Deze stelling lijkt om het eerste zicht aan te sluiten bij een wijdverbreid, impliciet maar herkenbaar model van waarheid dat overheerst bij linkse menswetenschappers. De kern ervan ligt verspreid in het vroege werk van Michel Foucault. De kern daarvan wordt soms als relativisme omschreven, maar wordt eigenlijk beter ingevuld met de slogan: wat waar is, wordt gecreëerd door een waarheidsregime (régime de vérité); een discours dat het op de marktplaats goed doet, wordt overgenomen door anderen, en de beheerders ervan ontlenen status en prestige aan die transactie.

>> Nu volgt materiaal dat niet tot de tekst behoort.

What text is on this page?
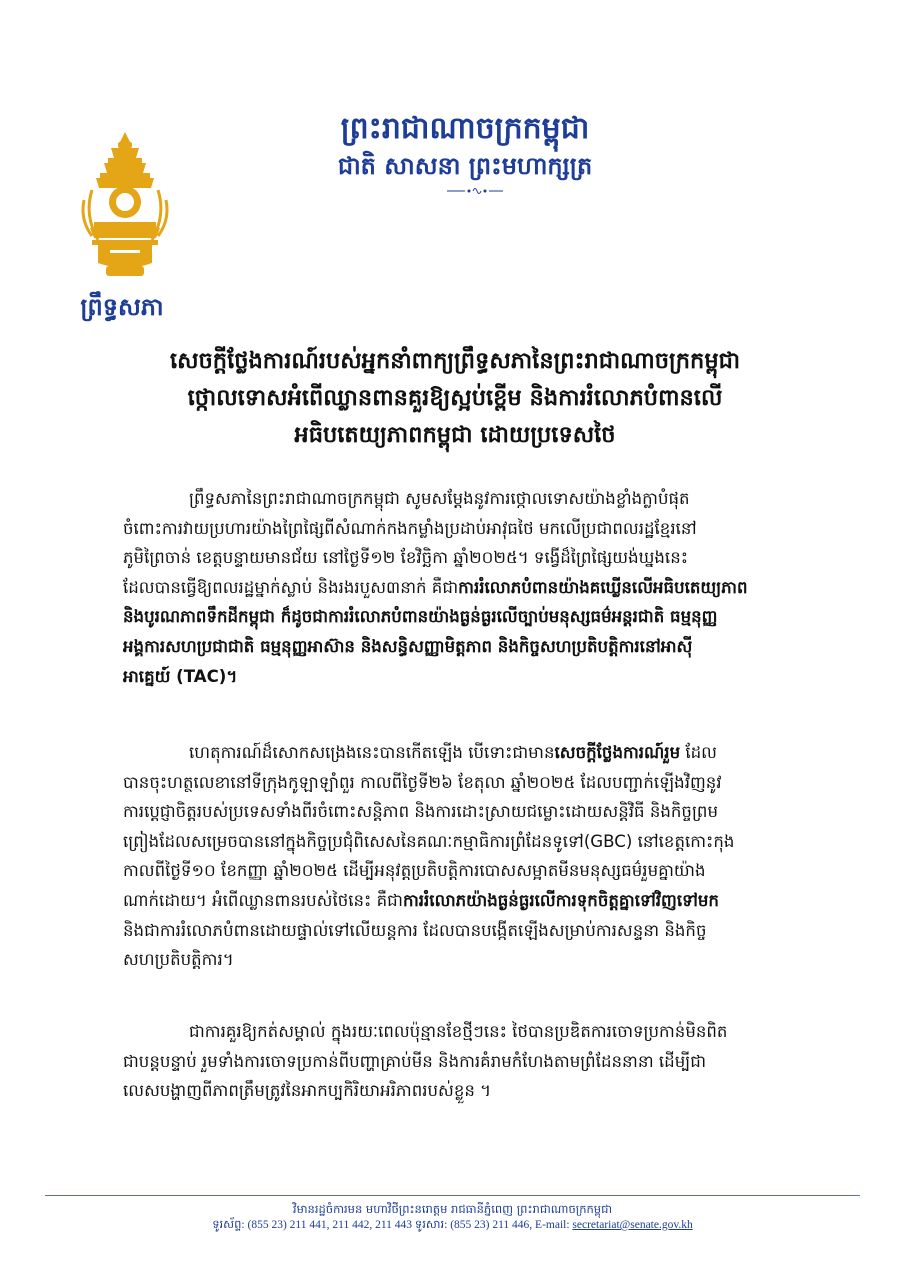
ព្រះរាជាណាចក្រកម្ពុជា
ជាតិ សាសនា ព្រះមហាក្សត្រ
ព្រឹទ្ធសភា
សេចក្តីថ្លែងការណ៍របស់អ្នកនាំពាក្យព្រឹទ្ធសភានៃព្រះរាជាណាចក្រកម្ពុជា
ថ្កោលទោសអំពើឈ្លានពានគួរឱ្យស្អប់ខ្ពើម និងការរំលោភបំពានលើ
អធិបតេយ្យភាពកម្ពុជា ដោយប្រទេសថៃ
ព្រឹទ្ធសភានៃព្រះរាជាណាចក្រកម្ពុជា សូមសម្តែងនូវការថ្កោលទោសយ៉ាងខ្លាំងក្លាបំផុត
ចំពោះការវាយប្រហារយ៉ាងព្រៃផ្សៃពីសំណាក់កងកម្លាំងប្រដាប់អាវុធថៃ មកលើប្រជាពលរដ្ឋខ្មែរនៅ
ភូមិព្រៃចាន់ ខេត្តបន្ទាយមានជ័យ នៅថ្ងៃទី១២ ខែវិច្ឆិកា ឆ្នាំ២០២៥។ ទង្វើដ៏ព្រៃផ្សៃយង់ឃ្នងនេះ
ដែលបានធ្វើឱ្យពលរដ្ឋម្នាក់ស្លាប់ និងរងរបួស៣នាក់ គឺជាការរំលោភបំពានយ៉ាងគឃ្លើនលើអធិបតេយ្យភាព
និងបូរណភាពទឹកដីកម្ពុជា ក៏ដូចជាការរំលោភបំពានយ៉ាងធ្ងន់ធ្ងរលើច្បាប់មនុស្សធម៌អន្តរជាតិ ធម្មនុញ្ញ
អង្គការសហប្រជាជាតិ ធម្មនុញ្ញអាស៊ាន និងសន្ធិសញ្ញាមិត្តភាព និងកិច្ចសហប្រតិបត្តិការនៅអាស៊ី
អាគ្នេយ៍ (TAC)។
ហេតុការណ៍ដ៏សោកសង្រេងនេះបានកើតឡើង បើទោះជាមានសេចក្តីថ្លែងការណ៍រួម ដែល
បានចុះហត្ថលេខានៅទីក្រុងកូឡាឡាំពួរ កាលពីថ្ងៃទី២៦ ខែតុលា ឆ្នាំ២០២៥ ដែលបញ្ជាក់ឡើងវិញនូវ
ការប្តេជ្ញាចិត្តរបស់ប្រទេសទាំងពីរចំពោះសន្តិភាព និងការដោះស្រាយជម្លោះដោយសន្តិវិធី និងកិច្ចព្រម
ព្រៀងដែលសម្រេចបាននៅក្នុងកិច្ចប្រជុំពិសេសនៃគណៈកម្មាធិការព្រំដែនទូទៅ(GBC) នៅខេត្តកោះកុង
កាលពីថ្ងៃទី១០ ខែកញ្ញា ឆ្នាំ២០២៥ ដើម្បីអនុវត្តប្រតិបត្តិការបោសសម្អាតមីនមនុស្សធម៌រួមគ្នាយ៉ាង
ណាក់ដោយ។ អំពើឈ្លានពានរបស់ថៃនេះ គឺជាការរំលោភយ៉ាងធ្ងន់ធ្ងរលើការទុកចិត្តគ្នាទៅវិញទៅមក
និងជាការរំលោភបំពានដោយផ្ទាល់ទៅលើយន្តការ ដែលបានបង្កើតឡើងសម្រាប់ការសន្ទនា និងកិច្ច
សហប្រតិបត្តិការ។
ជាការគួរឱ្យកត់សម្គាល់ ក្នុងរយៈពេលប៉ុន្មានខែថ្មីៗនេះ ថៃបានប្រឌិតការចោទប្រកាន់មិនពិត
ជាបន្តបន្ទាប់ រួមទាំងការចោទប្រកាន់ពីបញ្ហាគ្រាប់មីន និងការគំរាមកំហែងតាមព្រំដែននានា ដើម្បីជា
លេសបង្ហាញពីភាពត្រឹមត្រូវនៃអាកប្បកិរិយាអរិភាពរបស់ខ្លួន ។
វិមានរដ្ឋចំការមន មហាវិថីព្រះនរោត្តម រាជធានីភ្នំពេញ ព្រះរាជាណាចក្រកម្ពុជា
ទូរស័ព្ទ: (855 23) 211 441, 211 442, 211 443 ទូរសារ: (855 23) 211 446, E-mail: secretariat@senate.gov.kh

Niet toevallig nam Eric Fassin het Foucauldiaanse begrip van een waarheidsregime in de mond om de conservatieve (‘rechtse’) reacties weg te zetten. Maar als de eigen ideologie ook als voorbeeld van een waarheidsregime zou worden opgevoerd, valt ze zelf onder de ontmaskeringslogica van links. Alleen de tegenstander spreekt dus een ‘discours’ dat moet worden weggezet, en ideeën en theorieën vastpinnen op een discours maakt het overbodig epistemische argumenten te geven. Het strategische belang van ‘de juiste opvatting’ moet in die alliantie duidelijk gemaakt worden met signalen die zich in wezen onttrekken aan een ernstige epistemische evaluatie maar bijzonder geschikt zijn om hun sociale functie te ondersteunen: wie de ‘juiste’ en vaak bizarre overtuiging verdedigt, kan hiermee een gerespecteerde plek in de intellectuele hiërarchie opeisen.
Het enorme sociale succes van Lacan, Foucault, Butler en vele andere French theorists die opgevoerd worden in disciplines die linkse bias vertonen, staat niet los van wat buitenstaanders altijd zou moeten opvallen: het bizarre karakter van hun centrale opvattingen. Neem nog even de invloedrijke gedachte dat geslacht een performance is, een sociale constructie, en het hier geen binair fenomeen maar een spectrum betreft. Ik ga voorbij aan de intrigerende genealogie van deze gedachte, die teruggaat naar een ridicule beschouwing van Lacan over gescheiden toiletten voor mannen en vrouwen. Een van de beste technieken om trouw aan een alliantie te tonen ligt in het verdedigen van provocerende opvattingen, afgewogen tegen het sociale krediet dat je verdient door de radicaliteit waarmee je ze verdedigt. Zulke zelf-identificerende overtuigingen vallen, juist omdat ze een belangrijke sociale functie hebben, aan de verkeerde kant van de demarcatie tussen echte wetenschap enerzijds en activistische signalen en lulkoek anderzijds.